Conservation through conversation

eTown’s new Green Screens documentary series is a call to environmental action


Environmental documentary films have the power to raise awareness about some of the most pressing issues facing our planet. But, awareness isn’t the same as action, and often even the most powerful environmental documentaries can leave viewers wondering: What can I do? 

That’s why eTown has started its new Green Screens series. The ongoing documentary screening and community engagement program aims to inspire and help guide local and individual conservation action through film and conversation.  

“The truth is that we have to use every available technology and media to get the word out about climate change,” says Nick Forster, co-founder of eTown. “We started eTown to do that through music and conversation, and now we need to do more, and we need to do it faster.”

Green Screens is how eTown plans to do that: by screening environmental documentaries and following them up with discussions about how to act. 

“You never know what’s going to resonate, what’s going to reach someone, how a story might be impactful or even life-changing. So you keep trying,” Forster says. “The combination of the film and discussion will almost always be more successful than either on its own.” 

This is the first time eTown has done something dedicated specifically to environmental documentaries, says Caroline Johnson, eTown’s director of marketing and communications.

“Our overall goal is really to encourage people to come and have a conversation, engage, raise awareness and really drive action,” she says. 

Each of the Green Screen films will be followed by a panel discussion featuring experts, artists, filmmakers and scientists; people who can answer questions about the topic of each documentary and offer suggestions on how to make a difference at an individual and community level. 

In that brief moment after the credits roll, when the viewer is left wanting to help somehow — anyhow — they can find out how through the post-screening discussions.

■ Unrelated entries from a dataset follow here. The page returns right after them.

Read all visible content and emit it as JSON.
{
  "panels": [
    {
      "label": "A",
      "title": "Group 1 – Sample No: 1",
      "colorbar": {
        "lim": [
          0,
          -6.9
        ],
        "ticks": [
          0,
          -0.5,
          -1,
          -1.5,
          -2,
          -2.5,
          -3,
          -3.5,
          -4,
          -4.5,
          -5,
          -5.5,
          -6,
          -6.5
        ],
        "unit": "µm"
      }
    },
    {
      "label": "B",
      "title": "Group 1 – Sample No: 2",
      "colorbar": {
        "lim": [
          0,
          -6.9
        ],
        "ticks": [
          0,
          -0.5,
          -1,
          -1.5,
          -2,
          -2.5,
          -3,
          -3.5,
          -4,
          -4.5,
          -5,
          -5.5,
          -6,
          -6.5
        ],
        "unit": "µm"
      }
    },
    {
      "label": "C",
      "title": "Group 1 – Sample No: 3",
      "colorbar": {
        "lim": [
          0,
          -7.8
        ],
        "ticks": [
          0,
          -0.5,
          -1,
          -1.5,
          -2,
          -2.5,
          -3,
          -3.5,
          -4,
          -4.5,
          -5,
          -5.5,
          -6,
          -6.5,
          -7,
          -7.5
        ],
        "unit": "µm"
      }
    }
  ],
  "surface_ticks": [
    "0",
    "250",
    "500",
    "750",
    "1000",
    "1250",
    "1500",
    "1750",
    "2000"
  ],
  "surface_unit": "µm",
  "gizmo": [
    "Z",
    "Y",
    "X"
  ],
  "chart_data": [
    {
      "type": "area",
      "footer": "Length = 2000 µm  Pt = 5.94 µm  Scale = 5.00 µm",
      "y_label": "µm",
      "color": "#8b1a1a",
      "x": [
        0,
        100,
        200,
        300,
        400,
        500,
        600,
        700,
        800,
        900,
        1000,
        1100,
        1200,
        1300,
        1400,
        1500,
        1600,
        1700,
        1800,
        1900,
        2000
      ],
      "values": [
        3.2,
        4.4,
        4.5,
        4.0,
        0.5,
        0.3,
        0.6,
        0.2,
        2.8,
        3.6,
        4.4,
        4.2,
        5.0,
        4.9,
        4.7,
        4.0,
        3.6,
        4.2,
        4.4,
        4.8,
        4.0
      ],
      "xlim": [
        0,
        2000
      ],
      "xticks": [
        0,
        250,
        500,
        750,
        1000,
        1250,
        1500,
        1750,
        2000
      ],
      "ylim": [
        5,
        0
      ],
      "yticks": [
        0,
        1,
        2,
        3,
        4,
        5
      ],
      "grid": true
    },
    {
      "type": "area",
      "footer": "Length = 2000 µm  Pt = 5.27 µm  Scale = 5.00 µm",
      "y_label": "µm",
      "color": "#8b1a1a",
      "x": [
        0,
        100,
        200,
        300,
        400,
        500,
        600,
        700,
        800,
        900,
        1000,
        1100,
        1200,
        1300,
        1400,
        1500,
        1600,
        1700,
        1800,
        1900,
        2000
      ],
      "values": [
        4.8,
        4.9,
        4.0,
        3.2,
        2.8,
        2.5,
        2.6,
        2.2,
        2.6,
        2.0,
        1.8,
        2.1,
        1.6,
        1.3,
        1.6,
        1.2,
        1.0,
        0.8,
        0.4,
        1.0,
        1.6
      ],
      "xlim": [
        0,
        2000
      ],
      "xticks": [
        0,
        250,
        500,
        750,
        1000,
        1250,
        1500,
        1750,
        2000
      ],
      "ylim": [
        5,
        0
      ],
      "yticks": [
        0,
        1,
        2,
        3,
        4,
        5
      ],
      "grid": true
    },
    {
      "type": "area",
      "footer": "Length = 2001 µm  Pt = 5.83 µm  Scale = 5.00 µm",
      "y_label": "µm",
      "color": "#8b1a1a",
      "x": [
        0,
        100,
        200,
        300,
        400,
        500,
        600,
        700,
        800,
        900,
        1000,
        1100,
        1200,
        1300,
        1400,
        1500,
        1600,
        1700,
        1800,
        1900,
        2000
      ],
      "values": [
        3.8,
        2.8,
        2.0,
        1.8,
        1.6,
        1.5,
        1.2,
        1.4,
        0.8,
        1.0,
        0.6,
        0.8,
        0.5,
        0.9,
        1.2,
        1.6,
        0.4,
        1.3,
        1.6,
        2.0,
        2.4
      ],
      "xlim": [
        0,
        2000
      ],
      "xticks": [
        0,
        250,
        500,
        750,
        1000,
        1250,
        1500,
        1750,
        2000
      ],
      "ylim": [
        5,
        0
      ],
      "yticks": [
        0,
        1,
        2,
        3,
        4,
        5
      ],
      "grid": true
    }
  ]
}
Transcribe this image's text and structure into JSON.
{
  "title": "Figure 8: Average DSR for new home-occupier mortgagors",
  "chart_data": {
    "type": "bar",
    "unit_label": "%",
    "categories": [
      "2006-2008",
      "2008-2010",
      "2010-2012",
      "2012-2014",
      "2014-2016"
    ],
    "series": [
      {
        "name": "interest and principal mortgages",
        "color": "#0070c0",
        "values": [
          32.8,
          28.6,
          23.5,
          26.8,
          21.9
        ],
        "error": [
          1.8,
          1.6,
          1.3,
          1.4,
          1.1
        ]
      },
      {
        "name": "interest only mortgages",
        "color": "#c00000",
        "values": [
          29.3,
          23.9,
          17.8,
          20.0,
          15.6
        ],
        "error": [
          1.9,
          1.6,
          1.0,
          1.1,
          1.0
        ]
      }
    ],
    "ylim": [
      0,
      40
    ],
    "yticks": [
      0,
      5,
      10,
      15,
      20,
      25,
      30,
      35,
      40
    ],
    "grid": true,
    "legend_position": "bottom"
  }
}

“My dream scenario for watching documentaries is to have discussion afterwards,” says Erin Espelie, a filmmaker, writer, editor and assistant professor at CU’s department of cinema studies. “That dialogue is incredibly important for how people can feel engaged and feel like they’re actually being truly informed … any time you see a film, it becomes so much more meaningful to have discussion around it. It can enrich it.”

With the exception of this December, Green Screens will take place once a month. The first screening in the series was Oct. 29, and featured The Human Element, a documentary following filmmaker and photographer James Balog as he highlights the climate crisis around the world, exploring the effects of our race on the planet. 

On Tuesday, Nov. 20, eTown will host its second installment of the Green Screens series: Wasted! The Story of Food Waste. From executive producer Anthony Bourdain, Wasted! explores the dark side of our food system, exposing the negligent amount of food waste that our society produces. 

The panel afterwards will feature Lindsey Loberg, the program director of Boulder Food Rescue, and Arlan Preblud, the founder and executive director of We Don’t Waste, a food recovery organization based in Denver. 

“Any time you have a documentary like Wasted! it really does a lot to convey a message to the public,” Preblud says. “It serves a very useful purpose. Because, sometimes, it can be hard to get people to take action.”

For the nearly-Thanksgiving screening, eTown is also co-organizing a food drive in partnership with Community Food Share to spread some holiday love. They are looking for donated nut butters, canned tuna and chicken, canned fruits and vegetables, cereal and oatmeal, pasta and canned sauce, baby food and formula, soup, stew, and beans (canned or dry). And please avoid glass containers, Johnson adds. 

eTown’s Green Screens is providing the community of Boulder with an engine for environmental action. The hope is not only going to inspire people to do something about climate change, but introduce them with the resources to action. 

That’s the goal at least, says Johnson. 

“We’re really trying to create this call to action within the community,” she says. “And to connect people with ways to make a difference.”